St Helens CCG spends over £2 million per year on prescribing medicines and products that are available to buy over the counter without a prescription from community pharmacies and retail outlets such as supermarkets. It is recognised that some of this cost is attributable to long-term or complex conditions. However, removing specific medications from routine prescription for minor, short-term conditions and for conditions, such as a common cold, sore throat or minor cough, which would naturally get better themselves in the majority of patients if untreated, would release money to treat more serious conditions such as heart disease and diabetes and would help maintain financial balance in the health economy.

  • Financial

The CCG current spend on Care at the Chemist is approximately between £200k and £250k. In not providing this service this money would be saved given the financial challenge that the CCG faces.

  • Self-care

Over the last 12 months the CCG has carried out work promoting self-care and will continue to raise awareness of self-care and where patients can access treatment for minor ailments. This will be done as a dedicated campaign and will link into other engagement activities across the borough, linking in with parent groups, seldom heard groups and other local community / third sector and voluntary groups. This campaign will also be shared across social media and allow partners and providers share messages to maximise reach.

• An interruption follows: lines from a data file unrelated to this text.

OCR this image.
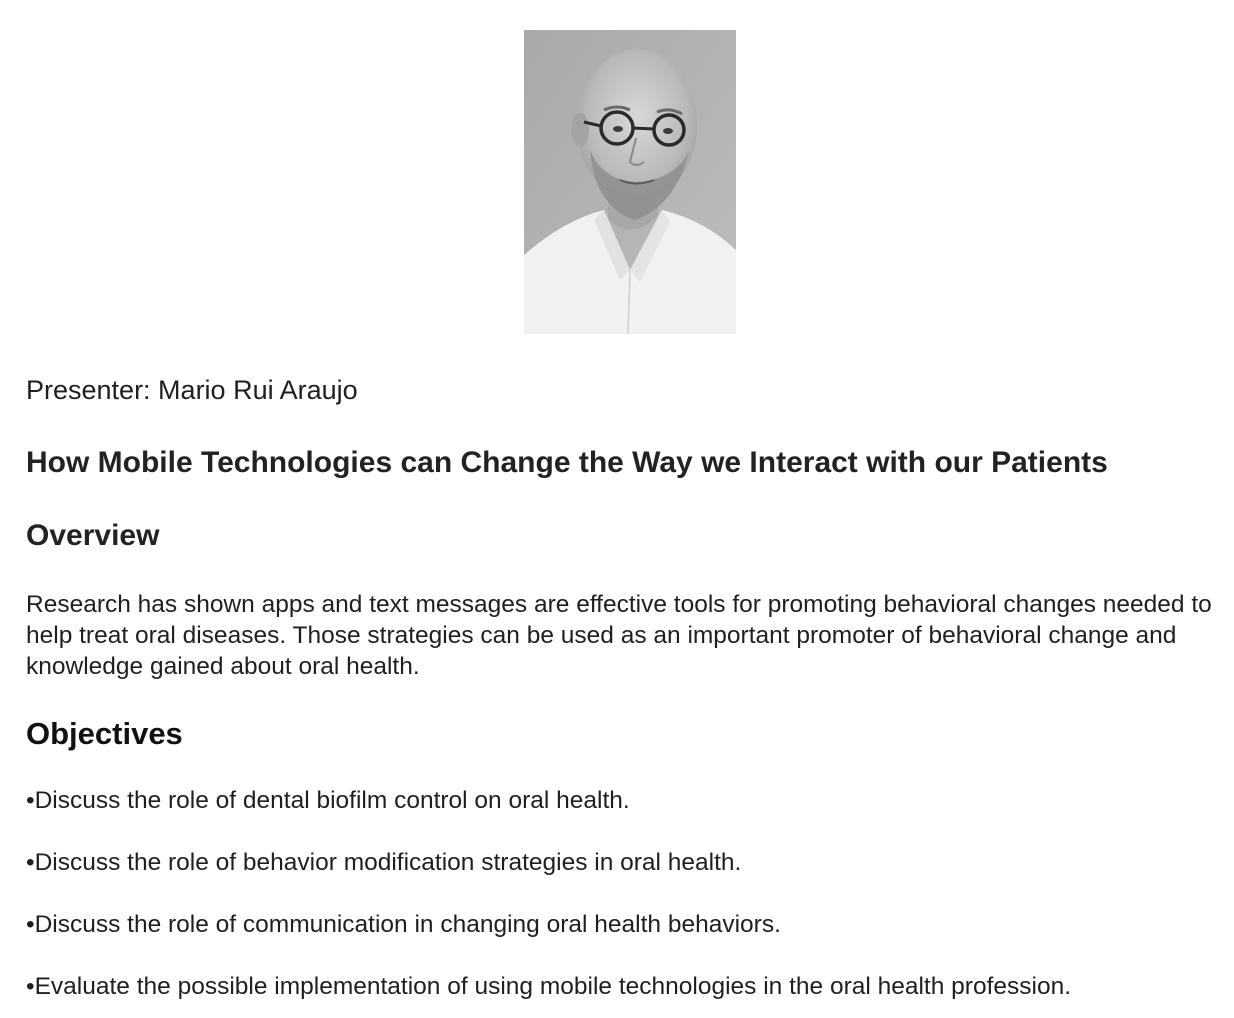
Presenter: Mario Rui Araujo

How Mobile Technologies can Change the Way we Interact with our Patients
Overview

Research has shown apps and text messages are effective tools for promoting behavioral changes needed to help treat oral diseases. Those strategies can be used as an important promoter of behavioral change and knowledge gained about oral health.

Objectives

•Discuss the role of dental biofilm control on oral health.

•Discuss the role of behavior modification strategies in oral health.

•Discuss the role of communication in changing oral health behaviors.

•Evaluate the possible implementation of using mobile technologies in the oral health profession.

Consultation will start 1 July 2019 and run for 12 weeks and will end 21 September 2019


  • Cease the service
  • Limit the number of pharmacies who offer the minor ailment service, for example only those pharmacies that are open 100 hours will be able to offer the service.
  • Limit the number minor ailments and treatments offered
  • Only offer the service to those aged 17 years and under

General Mitigations

Patients are still able to obtain treatments on prescription as per the information in the NHS England consultation information.

NHS England will initially consider that the cases below are examples of exceptions which may apply to the proposed restrictions:

  • Circumstances where the product licence doesn’t allow the product to be sold over the counter to certain groups of patients. This may vary by medicine, but could include babies, children and/or women who are pregnant or breast-feeding. Community pharmacists will be aware of what these are and can advise accordingly.
  • Patients prescribed OTC products to treat an adverse effect or symptom of a more complex illness and or prescription only medications should continue to have these products on the NHS.
  • Patients with a minor condition suitable for self-care that has not responded sufficiently to treatment with an OTC product.
  • Patients where the clinician considers that the presenting symptom is due to a condition that would not be considered a minor ailment.
  • Circumstances where the prescriber believes that in their clinical judgement exceptional circumstances exist that warrant deviation from the recommendation to self-care.
  • Patients where the clinician considers that their ability to self-manage is compromised as a consequence of social, medical or mental health vulnerability to the extent that their health and/or wellbeing could be adversely affected if left to self-care.

Consultation and Questionnaire

The consultation questionnaire is available to complete online here or you can download a hard copy and complete then return to the address on the form.   

How to get involved and have your say

We will be working with the community, third sector and voluntary groups to ensure everyone across the borough has the opportunity to have their say.

There are a number of ways people can give their views

To view the consultation plan click here


Question/comment: The pharmacies make £10 for each one prescription do when the items cost significantly less to buy.

Response:  Pharmacies in St Helens are not paid £10. The CCG pays the cost of the medicines and pharmacies receive a small administration fee.